Pray tell us how homosexual marriage is somehow covered under the 14th Amendment, but polygamous marriages and sibling/parent-adult child marriages are not. The SC has already set the precedent that a) marriage is not a constitutional right and b) can be regulated. The 14th Amendment and the 1st Amendment (see Mormonism and Islam) have no bearing on the issue. They don’t, because marriage is not a right. Never has been.
 
The Supreme Court in the Loving Case stated that marriage is a fundamental civil right. And as for incestous relationships those can be proven to be harmful to the children engendered while the same cannot be said for SSM. As for polyamorous marriages well there is ample precedent for those namely the fact that before utah could become a state they had ban bigamous marriages. Although under today’s legal ruling that would have been overturned.
 
The Supreme Court in the Loving Case stated that marriage is a fundamental civil right. And as for incestous relationships those can be proven to be harmful to the children engendered while the same cannot be said for SSM. As for polyamorous marriages well there is ample precedent for those namely the fact that before utah could become a state they had ban bigamous marriages. Although under today’s legal ruling that would have been overturned.

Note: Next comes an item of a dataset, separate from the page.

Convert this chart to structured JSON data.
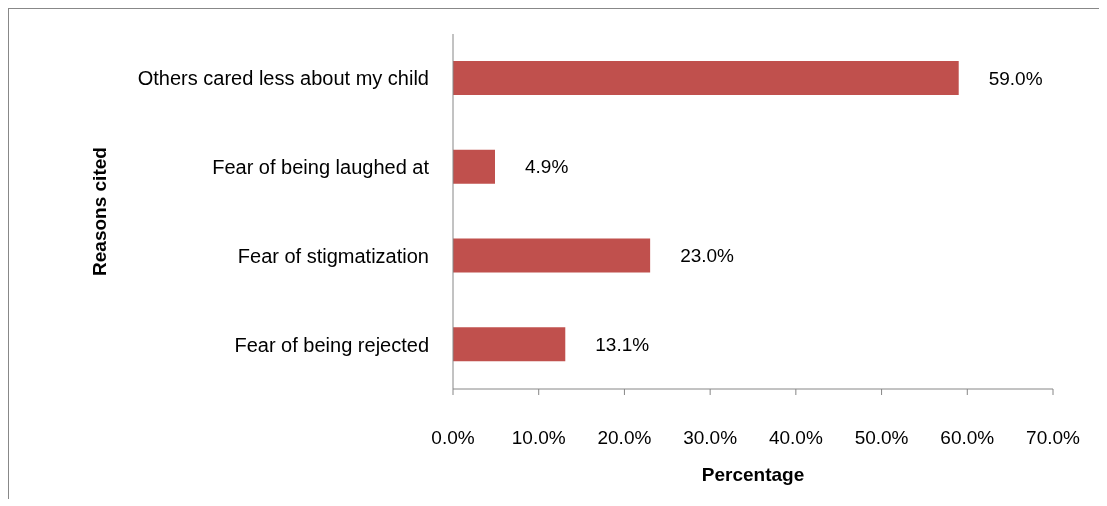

If your comment concerning the Loving Case is correct, than the SC is currently holding two opposing views on marriage being a right-
-“fundamental civil right” in the Loving Case
-laws outlawing polygamy in the US and US laws not recognizing polygamous marriages of citizens married in a country where it is legal are constitutional

Given that Loving took place several decades ago and the fact that polygamy is still illegal here in the US I’d say your conclusions about what the Loving case really means are wrong.

As for endangering the children, not applicable (though I’m sure another poster can link you scientific studies that actually disprove your contention concerning no ill impact on children in a SSM). Your contention is that marriage is a civil right. Civil rights > possible bad effects, social impact. If you doubt this, contact the ACLU and ask to talk to the lawyers who defend the racist hate groups (namely the guys who walk around in bedsheets burning stuff). Or you could contact the lawyers representing that group that pickets soldiers’ funerals.